A world-class photography exhibit by a visionary National Geographic photographer Joel Sartore has slipped into Eugene under the guise of a life science display at UO’s Museum of Natural History.
Sartore’s ambitious project is to photograph all the world’s 15,000 captive species called The Photo Ark. Sartore hopes the portraits will inspire people to care while there is still time to save these largely endangered species.
Each of the portraits lists the creature’s status or risk of extinction, but it is the faces that reach out and grab you by the heart and mind.
One of my favorites is Reimann’s Snake-Necked Turtle. In spite of its snaky name, this fellow is turning toward the camera with two bright, round, curious eyes and a huge smile that makes me want to smile back. It lives in the Atlanta Zoo, and its status is near-threatened.

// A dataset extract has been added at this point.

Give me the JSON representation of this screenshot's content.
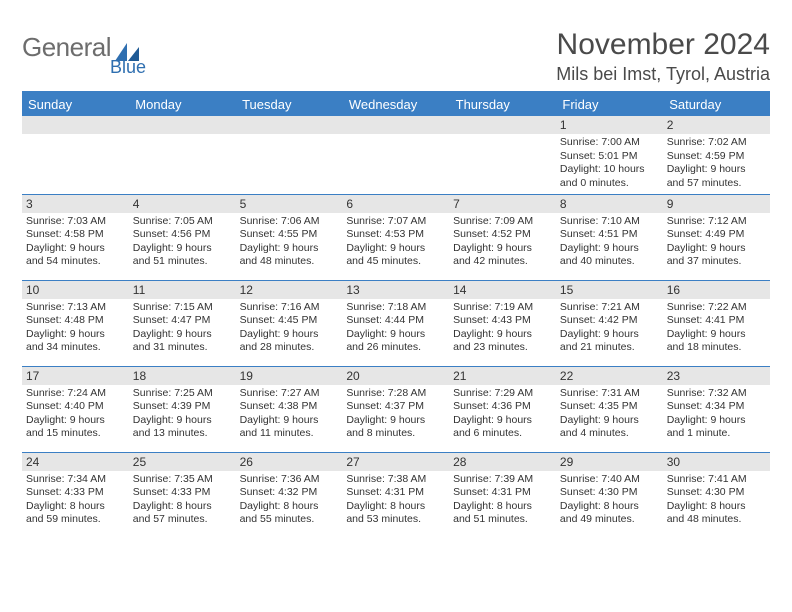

Sartore does most of his photography of these disappearing animals in zoos, and this exhibition shows him going lens to nose with a grinning Dwarf Caiman. In another image, a Clouded Leopard cub tries to crawl up his head like any other playful kitten. A black and white sifaka curls up inside itself and looks directly out at the world with no thought that it and its kind are endangered.
Perhaps most startling and moving to me is an unusual view of a Florida Panther. His agate-clear eyes look upward to an uncertain future, ears lop-sided, his expression seeming to say more eloquently than the signage that his species is endangered and likely not long for this earth.
I urge you to visit The Photo Ark while it is here. It is a rare opportunity to see some of the finest wildlife photography in the world, while also immersing yourself in a finer-grained understanding of the critically important story each has to tell if we listen with eyes and hearts open.
This is Sandy Brown Jensen for KLCC.